Allen JR, Pfefferbaum B. Child Adolesc. Psychiatr. Clin. N. Am. 1998; 7(1): 137-151.

Affiliation

Department of Psychiatry and Behavioral Sciences, University of Oklahoma Health Sciences Center, Oklahoma City, USA.

Copyright

(Copyright © 1998, Elsevier Publishing)

DOI

unavailable

PMID

9894084

Abstract

What, then, might have happened to Astyanax had he survived? He might have become a Greek slave and accepted his lot, or he might have felt loyalty and an obligation to his Trojan ancestry and organized acts of revenge. Depending on his personal characteristics and the people and the community that raised him, a number of outcomes are possible. The fact that after 3000 years we know little more than did the Homeric bards, however, gives us reason to be humble.
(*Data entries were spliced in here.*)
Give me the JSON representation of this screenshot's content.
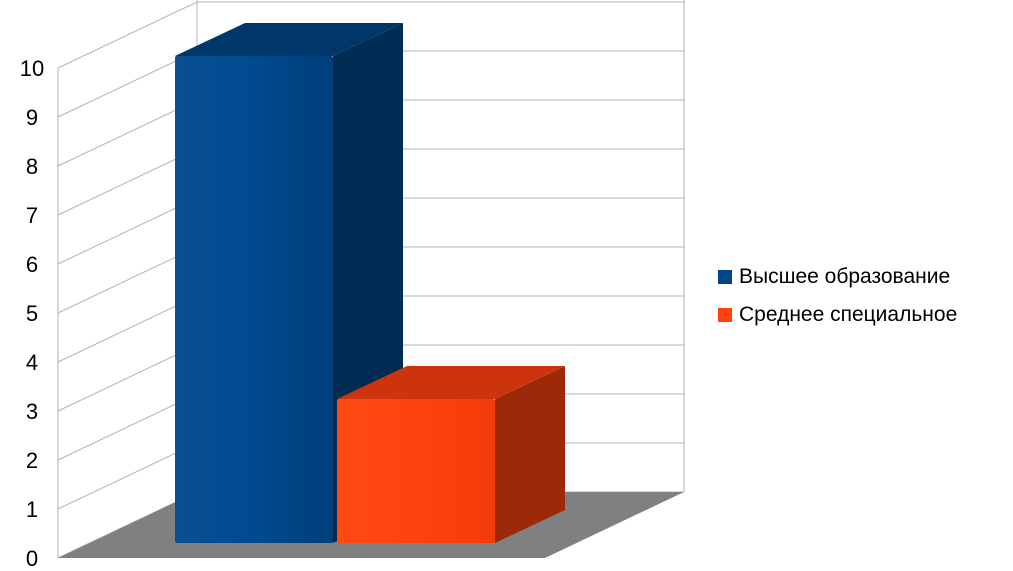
{
  "chart_data": {
    "type": "bar",
    "title": "",
    "xlabel": "",
    "ylabel": "",
    "ylim": [
      0,
      10
    ],
    "yticks": [
      "0",
      "1",
      "2",
      "3",
      "4",
      "5",
      "6",
      "7",
      "8",
      "9",
      "10"
    ],
    "grid": true,
    "three_d": true,
    "legend_position": "right",
    "series": [
      {
        "name": "Высшее образование",
        "value": 10,
        "color": "#004586"
      },
      {
        "name": "Среднее специальное",
        "value": 3,
        "color": "#ff420e"
      }
    ]
  }
}
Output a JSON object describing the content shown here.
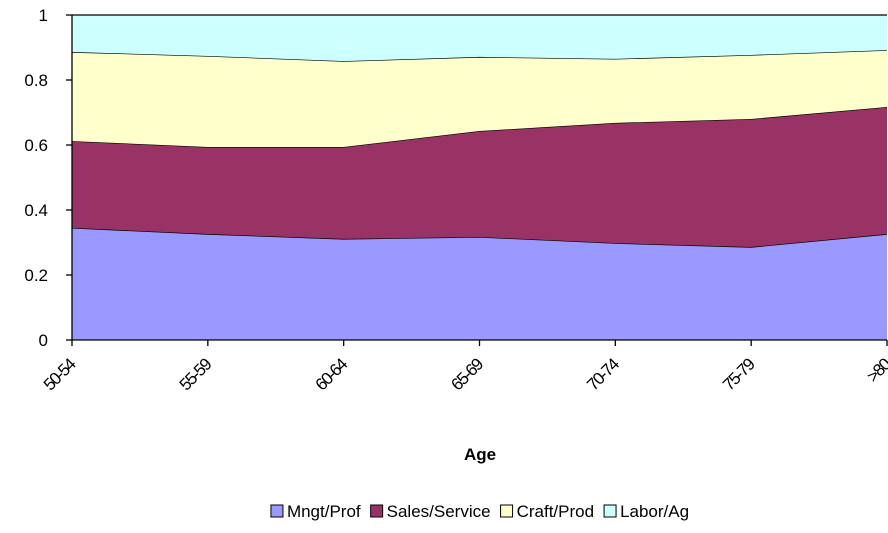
{
  "chart_data": {
    "type": "stacked-area",
    "x_label": "Age",
    "categories": [
      "50-54",
      "55-59",
      "60-64",
      "65-69",
      "70-74",
      "75-79",
      ">80"
    ],
    "series": [
      {
        "name": "Mngt/Prof",
        "color": "#9999ff",
        "values": [
          0.345,
          0.326,
          0.311,
          0.317,
          0.298,
          0.286,
          0.326
        ]
      },
      {
        "name": "Sales/Service",
        "color": "#993366",
        "values": [
          0.267,
          0.268,
          0.283,
          0.326,
          0.37,
          0.394,
          0.391
        ]
      },
      {
        "name": "Craft/Prod",
        "color": "#ffffcc",
        "values": [
          0.274,
          0.28,
          0.264,
          0.228,
          0.197,
          0.197,
          0.175
        ]
      },
      {
        "name": "Labor/Ag",
        "color": "#ccffff",
        "values": [
          0.114,
          0.126,
          0.142,
          0.129,
          0.135,
          0.123,
          0.108
        ]
      }
    ],
    "ylim": [
      0,
      1
    ],
    "yticks": [
      0,
      0.2,
      0.4,
      0.6,
      0.8,
      1
    ],
    "legend": "bottom"
  }
}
There is evidence that each experience of loss or violence is additive and reduces coping ability. Although the psychologic disturbances of children and youth exposed to war do appear less intense than might have been expected, as Garmezy and Rutter noted in 1985, it is impossible to know the cost, the vulnerabilities that have been veiled, and what might have been. Perhaps the most remarkable thing is how some children seem able to transcend their misfortunes and even to be steeled by them. Coles has recorded how a 6-year-old, African-American girl, initiating school desegregation in New Orleans in the face of mob violence and daily threats to her life, told him that if she managed to get through with some success, she had an explanation: "It will be because there is more to me than I ever realized."